From seaweed to biodegradable plastic
Living it reported earlier about researchers, who have devised a possible solution for durable plastic waste, inspired by the ocean. Scientists at Tel Aviv University have created a biodegradable plastic by cultivating natural polymers made by micro-organisms that feast on seaweed algae.
Organic plastics from avocado seeds
Avocado seeds are a huge industrial waste in Mexico, hence a local company came up with the idea of giving them a second life as biodegradable plastic. Biofase today produces avocado seed straws and cutleries.
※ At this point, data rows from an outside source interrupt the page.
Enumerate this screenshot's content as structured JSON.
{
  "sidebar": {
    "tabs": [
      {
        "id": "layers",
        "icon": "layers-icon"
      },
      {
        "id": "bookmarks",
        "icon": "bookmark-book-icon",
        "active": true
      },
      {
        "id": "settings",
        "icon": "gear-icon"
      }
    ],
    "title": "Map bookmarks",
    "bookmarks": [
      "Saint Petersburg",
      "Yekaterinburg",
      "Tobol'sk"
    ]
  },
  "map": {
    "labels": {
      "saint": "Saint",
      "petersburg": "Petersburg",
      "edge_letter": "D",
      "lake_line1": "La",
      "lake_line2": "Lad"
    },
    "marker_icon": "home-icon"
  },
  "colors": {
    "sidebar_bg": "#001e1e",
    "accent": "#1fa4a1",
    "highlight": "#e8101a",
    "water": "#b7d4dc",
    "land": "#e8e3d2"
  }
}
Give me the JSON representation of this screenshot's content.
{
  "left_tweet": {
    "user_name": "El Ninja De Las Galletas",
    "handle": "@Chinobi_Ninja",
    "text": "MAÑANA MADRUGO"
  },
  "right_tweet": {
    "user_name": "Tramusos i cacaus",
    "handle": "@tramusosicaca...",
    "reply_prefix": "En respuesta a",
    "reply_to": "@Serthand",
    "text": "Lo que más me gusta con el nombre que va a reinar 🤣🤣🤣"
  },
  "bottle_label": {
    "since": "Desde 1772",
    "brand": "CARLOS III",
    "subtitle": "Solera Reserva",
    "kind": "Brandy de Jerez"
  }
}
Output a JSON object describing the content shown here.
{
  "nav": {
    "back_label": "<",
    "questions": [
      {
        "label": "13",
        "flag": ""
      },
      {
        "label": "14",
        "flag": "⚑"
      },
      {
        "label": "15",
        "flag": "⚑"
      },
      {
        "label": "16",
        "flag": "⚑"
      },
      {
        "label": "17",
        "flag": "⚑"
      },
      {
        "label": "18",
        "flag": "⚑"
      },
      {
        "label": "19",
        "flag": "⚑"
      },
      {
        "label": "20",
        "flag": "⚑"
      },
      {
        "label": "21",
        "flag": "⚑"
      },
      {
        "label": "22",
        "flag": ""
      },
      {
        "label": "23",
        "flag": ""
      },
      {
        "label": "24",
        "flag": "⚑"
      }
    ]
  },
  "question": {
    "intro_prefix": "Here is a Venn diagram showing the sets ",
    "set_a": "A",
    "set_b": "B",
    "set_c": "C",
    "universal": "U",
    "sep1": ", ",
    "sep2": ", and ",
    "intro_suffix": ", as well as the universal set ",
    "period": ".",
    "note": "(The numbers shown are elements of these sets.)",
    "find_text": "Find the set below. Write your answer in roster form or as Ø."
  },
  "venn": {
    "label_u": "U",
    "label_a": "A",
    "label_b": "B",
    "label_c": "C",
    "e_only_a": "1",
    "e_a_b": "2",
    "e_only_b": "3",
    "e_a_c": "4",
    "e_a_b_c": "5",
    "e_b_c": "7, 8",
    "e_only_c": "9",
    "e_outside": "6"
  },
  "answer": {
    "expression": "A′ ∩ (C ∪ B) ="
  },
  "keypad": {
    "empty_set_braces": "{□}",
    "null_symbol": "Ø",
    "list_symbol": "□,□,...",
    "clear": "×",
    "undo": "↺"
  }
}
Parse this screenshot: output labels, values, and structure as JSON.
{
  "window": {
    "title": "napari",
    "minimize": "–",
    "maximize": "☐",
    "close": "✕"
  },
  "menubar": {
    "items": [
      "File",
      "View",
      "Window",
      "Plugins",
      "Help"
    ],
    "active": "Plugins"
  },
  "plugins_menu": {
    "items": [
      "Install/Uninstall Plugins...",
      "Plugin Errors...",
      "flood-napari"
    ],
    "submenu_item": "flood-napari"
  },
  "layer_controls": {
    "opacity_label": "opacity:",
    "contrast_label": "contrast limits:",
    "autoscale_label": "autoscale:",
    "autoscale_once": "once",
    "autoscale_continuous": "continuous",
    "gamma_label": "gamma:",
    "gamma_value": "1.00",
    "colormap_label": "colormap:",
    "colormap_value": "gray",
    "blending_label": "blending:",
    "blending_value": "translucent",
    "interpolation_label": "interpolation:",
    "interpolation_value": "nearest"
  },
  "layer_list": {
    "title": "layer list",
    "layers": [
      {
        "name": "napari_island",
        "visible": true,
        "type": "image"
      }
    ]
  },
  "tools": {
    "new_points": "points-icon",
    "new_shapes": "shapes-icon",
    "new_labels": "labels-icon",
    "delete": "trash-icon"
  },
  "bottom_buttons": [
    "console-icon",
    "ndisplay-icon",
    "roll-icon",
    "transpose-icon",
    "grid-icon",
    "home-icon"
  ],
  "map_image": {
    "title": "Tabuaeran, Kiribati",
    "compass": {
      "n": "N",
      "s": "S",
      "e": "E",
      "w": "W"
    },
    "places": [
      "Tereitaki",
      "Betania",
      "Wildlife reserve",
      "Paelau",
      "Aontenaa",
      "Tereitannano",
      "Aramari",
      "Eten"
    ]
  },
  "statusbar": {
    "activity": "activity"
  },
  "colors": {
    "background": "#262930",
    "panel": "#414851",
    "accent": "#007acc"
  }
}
According to them, as it is food waste, it reduces the costs, so they claim that they can produce it for the same price as regular palstics.
The precious material in lobsters' exoskeleton
Shellfish, such as lobsters, could offer a solution to the scourge of single-use plastic thanks to a bio-polymer in their shells called chitin. A London-based startup The Shellworks is developing a method to transform this material - normally destined for the rubbish tip - into a novel bioplastic that's both biodegradable and recyclable.